I’m thinking rsync will be a good choice.

What do you think about?

Thanks in advance.

19 thoughts on - Remote Backup

  • If you want pseudo-snapshots (not real point-in-time snapshots) you can use rsnapshot or BackupPC, both of which use rsync under the hood. You get the advantages of rsync along with having an archive of previous backups.

    –keith

  • Il 07/06/2016 21:35, Keith Keller ha scritto:
    Thank you for your reply and sorry for late.

    My needs is only get a copy of large dataset a make sure that it is not broken after transfer. After transfer, this data will be stored on local backup server where there is bacula installation.

    For file transfer, to save time and bandwidth I will use rsync but I
    don’t know how to check if those file will be corrupted.

    How I can perform this check?
    I can make an md5 for each file but for a great number of file this can be a problem.

    Thanks in advance.

  • Will this be very slow if Alessandro has a large number of files? OTOH
    if he really needs to ensure integrity there likely isn’t a better option.

    –keith

  • where Rsync falls down, is if you need a point in time snapshot… Rsync processes one file at a time, so if the files are being updated while its running, the differnet files will be copied at different times.
    This is usually fine for static archives of files and such, but unsuitable for a database server where random updates are being made of various files and they all have to be consistent.

  • When databases are concerned, I would never rely on a snapshot of their storage files. Either stop relevant daemon(s), then do fs snapshot, or better though do dbdump and restore databases from dump when you need to restore it. Also: databases usually have “hold transactions” flag or similar, post this flag before making dump, and remove flag after dump has been done. This last will ensure consistent state of everything in your dump.

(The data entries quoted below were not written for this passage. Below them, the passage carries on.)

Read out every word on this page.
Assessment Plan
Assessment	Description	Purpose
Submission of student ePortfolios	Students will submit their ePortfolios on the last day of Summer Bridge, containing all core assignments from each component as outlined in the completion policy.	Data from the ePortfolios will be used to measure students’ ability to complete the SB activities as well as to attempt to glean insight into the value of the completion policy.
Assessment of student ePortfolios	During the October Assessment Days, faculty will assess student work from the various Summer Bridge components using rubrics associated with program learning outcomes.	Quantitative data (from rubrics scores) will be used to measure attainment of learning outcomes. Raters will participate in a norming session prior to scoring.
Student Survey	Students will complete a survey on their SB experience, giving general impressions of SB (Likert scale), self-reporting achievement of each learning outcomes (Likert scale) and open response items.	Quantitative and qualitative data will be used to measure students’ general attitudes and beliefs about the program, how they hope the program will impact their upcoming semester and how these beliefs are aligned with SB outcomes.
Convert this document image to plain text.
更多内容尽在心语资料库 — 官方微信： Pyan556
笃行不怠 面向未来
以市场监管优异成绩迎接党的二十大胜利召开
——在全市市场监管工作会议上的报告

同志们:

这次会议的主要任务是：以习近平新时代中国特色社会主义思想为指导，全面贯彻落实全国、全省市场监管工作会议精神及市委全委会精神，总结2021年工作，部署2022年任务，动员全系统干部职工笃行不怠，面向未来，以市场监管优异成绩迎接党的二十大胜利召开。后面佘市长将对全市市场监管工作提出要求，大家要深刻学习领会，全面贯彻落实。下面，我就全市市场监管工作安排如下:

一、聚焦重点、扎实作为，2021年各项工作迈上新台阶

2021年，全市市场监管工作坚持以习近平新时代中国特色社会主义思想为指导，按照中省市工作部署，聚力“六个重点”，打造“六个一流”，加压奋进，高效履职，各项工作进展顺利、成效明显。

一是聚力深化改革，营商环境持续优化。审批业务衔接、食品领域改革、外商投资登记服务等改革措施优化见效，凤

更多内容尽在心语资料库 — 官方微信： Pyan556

I usually use combination: I do dbdump, and back up these dump files on regular backup schedule (and exclude db files from backup).

    I hope, this helps.

    Valeri

    ++++++++++++++++++++++++++++++++++++++++
    Valeri Galtsev Sr System Administrator Department of Astronomy and Astrophysics Kavli Institute for Cosmological Physics University of Chicago Phone: 773-702-4247
    ++++++++++++++++++++++++++++++++++++++++

  • for PostgreSQL, you can use rsync style copies of the file system if you bracket the rsync in pg_start_backup(); and pg_stop_backup() calls.
    dumps (pg_dump) are fine for smaller databases, but become really unwieldy for very large ones, and a straight database file system copy like rsync is required to initialize a streaming replication slave
    (although this can be done with the pg_basebackup command line util, there’s times when doing it manually is appropriate).

    filesystem level snapshots such as provided by ZFS are also very workable for such databases, as they are point-in-time views of the filesystem. even if transactions are in process when the snapshot is made, if its later restored and the database server is restarted, the results are exactly the same as if the reset button had been pulled at that instant, postgres does a transaction recovery/cleanup, and resumes normal operation, with any committed transactions intact, and any transactions that were in progress rolled back.

  • This.

    If your DBMS does not recover a filesystem-level snapshot, you should stop using that DBMS because it will fail you under other real-world error scenarios, too.

    This is not specific to ZFS. The same can be said for UFS2, btrfs, NTFS, ReFS…

    (The latter two via Volume Shadow Copy Service, a feature of Windows often used specifically for its ability to snapshot a running DBMS store.)

  • Yes, but no slower than any other method of checking the files on each side for corruption.

  • Dumping and restoring files can be *really* slow, so “better” is highly subjective.

    Instead, you could quiesce your databases to get a filesystem snapshot.
    I wrote a framework for doing this that is filesystem and application agnostic, which I mentioned in a previous message.

  • Gordon Messmer wrote:

    That’s what “middle of the night maintenance window” is for.

    mark

  • in today’s 24/7 global business world, there is no middle of the night, its midday *somewhere*.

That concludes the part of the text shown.